Evaluation of Glycerol Removal Techniques, Cryoprotectants, and Insemination Methods for Cryopreserving Rooster Sperm with Implications for Breed and/or Line Regeneration

Authors: Purdy, Phil; SONG, Y - AGRICULTURE & AGRIFOODS; SILVERSIDES, F - AGRICULTURE & AGRIFOODS; Blackburn, Harvey

Submitted to: Poultry Science
Publication Type: Peer Reviewed Journal
Publication Acceptance Date: 6/19/2009
Publication Date: 10/1/2009
Citation: Purdy, P.H., Song, Y., Silversides, F.G., Blackburn, H.D. 2009. Evaluation of Glycerol Removal Techniques, Cryoprotectants, and Insemination Methods for Cryopreserving Rooster Sperm with Implications for Breed and/or Line Regeneration. Poultry Science. 88:2184-2191

Interpretive Summary: A series of experiments was designed to evaluate the quality of cryopreserved rooster sperm and its fertility so that programs needing to bank germplasm and recreate animals can do so utilizing a minimal amount of cryopreserved semen. In Experiment 1, semen from roosters was collected and cryopreserved using Lake’s diluent containing glycerol and glycerol was removed post-thaw using an Accudenz column, or by dilution. The post-thaw sperm motilities, plasma membrane integrity and concentration were determined before and after glycerol removal. Line differences in post-thaw sperm concentration, total motility and progressive motility were observed prior to glycerol removal. Following glycerol removal, the sperm that was centrifuged through Accudenz had greater total motility but use of the dilution method recovered more sperm per semen straw compared with the Accudenz method. In Experiment 2, rooster semen was cryopreserved using Lake’s diluent containing either dimethyl acetamide (DMA) or glycerol as the cryoprotectants. Post-thaw analysis revealed that the samples cryopreserved with glycerol survived freezing better, determined by motility and membrane quality analyses. Differences in sperm motilities were observed between the two cryoprotectant treatments once the glycerol had been removed from those samples cryopreserved with glycerol. The fertility of the samples frozen using the two cryoprotectants was tested using a single insemination (intravaginal or intramagnal) and the fertility (number of live embryos) was evaluated over 18 days. Overall the intravaginal inseminations had lower fertility than the intramagnal inseminations. In the intravaginal inseminations the sperm cryopreserved using DMA resulted in lower fertility but there were no differences in fertility in the intramagnal inseminations due to cryoprotectant. These results indicate that reasonable post-thaw sperm quality and fertility can be derived using cryopreserved rooster semen. By utilizing this information, predictions can be made for storing sufficient material for line and/or breed recreation programs.
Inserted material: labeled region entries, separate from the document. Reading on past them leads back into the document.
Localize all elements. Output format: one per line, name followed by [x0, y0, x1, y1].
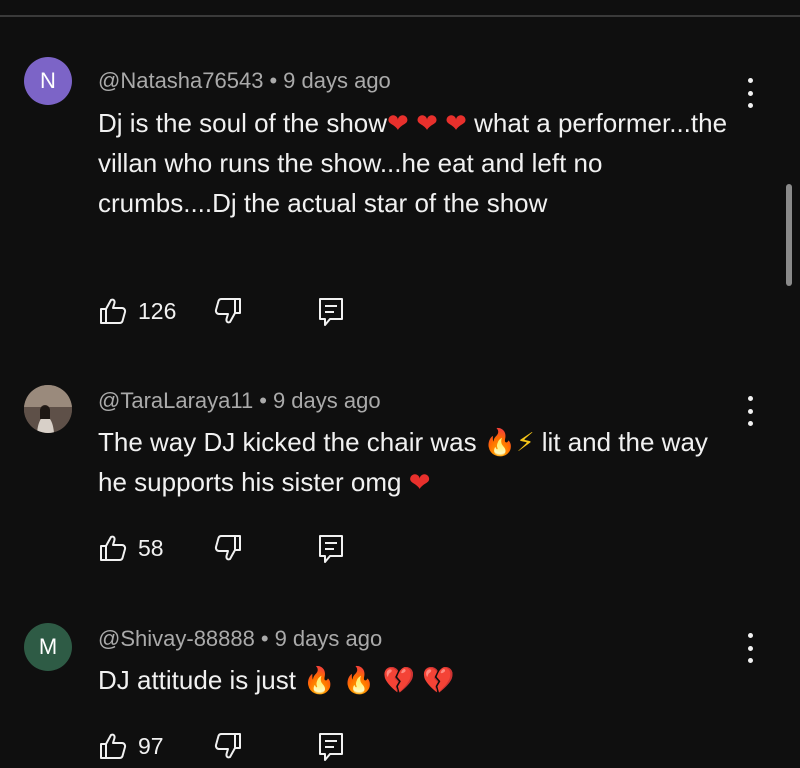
comment-time[interactable]: 9 days ago: [275, 626, 383, 651]
like-button[interactable]: 58: [98, 533, 164, 563]
meta-separator: •: [269, 68, 278, 93]
comment-text-part: The way DJ kicked the chair was: [98, 427, 477, 457]
dislike-button[interactable]: [213, 731, 243, 761]
avatar-letter: M: [38, 634, 58, 659]
like-count: 97: [138, 732, 164, 759]
thumbs-up-icon: [100, 298, 127, 324]
comment-text-part: Dj is the soul of the show: [98, 108, 388, 138]
author-handle[interactable]: @TaraLaraya11: [98, 388, 253, 413]
broken-heart-emoji: 💔: [382, 665, 415, 695]
dislike-button[interactable]: [213, 533, 243, 563]
comment-actions: 126: [98, 296, 398, 328]
author-handle[interactable]: @Natasha76543: [98, 68, 263, 93]
more-vertical-icon[interactable]: [742, 396, 758, 426]
avatar[interactable]: M: [24, 623, 72, 671]
fire-emoji: 🔥: [303, 665, 336, 695]
thumbs-down-icon: [214, 733, 241, 759]
avatar[interactable]: N: [24, 57, 72, 105]
reply-icon: [319, 298, 343, 326]
top-divider: [0, 15, 800, 17]
like-button[interactable]: 126: [98, 296, 176, 326]
meta-separator: •: [259, 388, 267, 413]
lightning-emoji: ⚡: [516, 427, 535, 457]
reply-button[interactable]: [316, 296, 346, 328]
comment-time[interactable]: 9 days ago: [273, 388, 381, 413]
thumbs-down-icon: [214, 535, 241, 561]
comment-text: Dj is the soul of the show❤ ❤ ❤ what a p…: [98, 103, 738, 223]
profile-photo-icon: [24, 385, 72, 433]
author-handle[interactable]: @Shivay-88888: [98, 626, 255, 651]
comment-text: The way DJ kicked the chair was 🔥⚡ lit a…: [98, 422, 718, 502]
comment-meta: @Shivay-88888 • 9 days ago: [98, 626, 382, 652]
comment-meta: @Natasha76543 • 9 days ago: [98, 68, 391, 94]
red-heart-emoji: ❤: [416, 108, 438, 138]
red-heart-emoji: ❤: [387, 108, 409, 138]
comment-text-part: DJ attitude is just: [98, 665, 296, 695]
comment-time[interactable]: 9 days ago: [283, 68, 391, 93]
like-button[interactable]: 97: [98, 731, 164, 761]
comments-screen: N @Natasha76543 • 9 days ago Dj is the sou…: [0, 0, 800, 768]
avatar-letter: N: [40, 68, 56, 93]
reply-icon: [319, 535, 343, 563]
meta-separator: •: [260, 626, 269, 651]
thumbs-down-icon: [214, 298, 241, 324]
more-vertical-icon[interactable]: [742, 633, 758, 663]
comment-actions: 58: [98, 533, 398, 565]
comment-text: DJ attitude is just 🔥 🔥 💔 💔: [98, 660, 738, 700]
red-heart-emoji: ❤: [408, 467, 431, 497]
comment-actions: 97: [98, 731, 398, 763]
scrollbar-thumb[interactable]: [786, 184, 792, 286]
thumbs-up-icon: [100, 535, 127, 561]
reply-button[interactable]: [316, 533, 346, 565]
comment-meta: @TaraLaraya11 • 9 days ago: [98, 388, 381, 414]
red-heart-emoji: ❤: [445, 108, 467, 138]
fire-emoji: 🔥: [342, 665, 376, 695]
thumbs-up-icon: [100, 733, 127, 759]
like-count: 58: [138, 534, 164, 561]
reply-icon: [319, 733, 343, 761]
broken-heart-emoji: 💔: [422, 665, 455, 695]
dislike-button[interactable]: [213, 296, 243, 326]
reply-button[interactable]: [316, 731, 346, 763]
profile-photo-icon[interactable]: [24, 385, 72, 433]
like-count: 126: [138, 297, 177, 324]
fire-emoji: 🔥: [483, 427, 517, 457]
more-vertical-icon[interactable]: [742, 78, 758, 108]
Technical Abstract: A series of experiments was designed to evaluate the quality of cryopreserved rooster sperm and its fertility so that programs needing to bank germplasm and recreate animals can do so utilizing a minimal amount of cryopreserved semen. In Experiment 1, semen from roosters was collected and cryopreserved using Lake’s diluent containing glycerol and glycerol was removed post-thaw using a discontinuous Accudenz column, or by step-wise dilution. The post-thaw sperm motilities, plasma membrane integrity and concentration were determined before and after deglycerolation. Line differences in post-thaw sperm concentration, total motility and progressive motility were observed prior to deglycerolation (P < 0.05). Following glycerol removal, the sperm that was centrifuged through Accudenz had greater total motility (31% vs. 27% sperm; P < 0.05) but use of the step-wise dilution method recovered more sperm (277.5 x 106 sperm) per semen straw compared with the Accudenz method (208.8 x 106 sperm; P < 0.05). In Experiment 2, rooster semen was cryopreserved using Lake’s diluent containing either dimethyl acetamide (DMA) or glycerol as the cryoprotectants. Post-thaw analysis revealed that the samples cryopreserved with glycerol survived freezing better, determined by motility and Annexin V analyses. Differences in sperm motilities were observed between the two cryoprotectant treatments once the glycerol had been removed from those samples cryopreserved with glycerol. The fertility of the samples frozen using the two cryoprotectants was tested using a single insemination (intravaginal or intramagnal) of 200 x 106 sperm and the fertility (number of live embryos) was evaluated over 18 days. Overall the intravaginal inseminations had lower fertility than the intramagnal inseminations. In the intravaginal inseminations the sperm cryopreserved using DMA resulted in lower fertility but there were no differences in fertility in the intramagnal inseminations due to cryoprotectant. These results indicate that reasonable post-thaw sperm quality and fertility can be derived using cryopreserved rooster semen. By utilizing this information, realistic predictions can be made for storing sufficient material for line and/or breed recreation programs.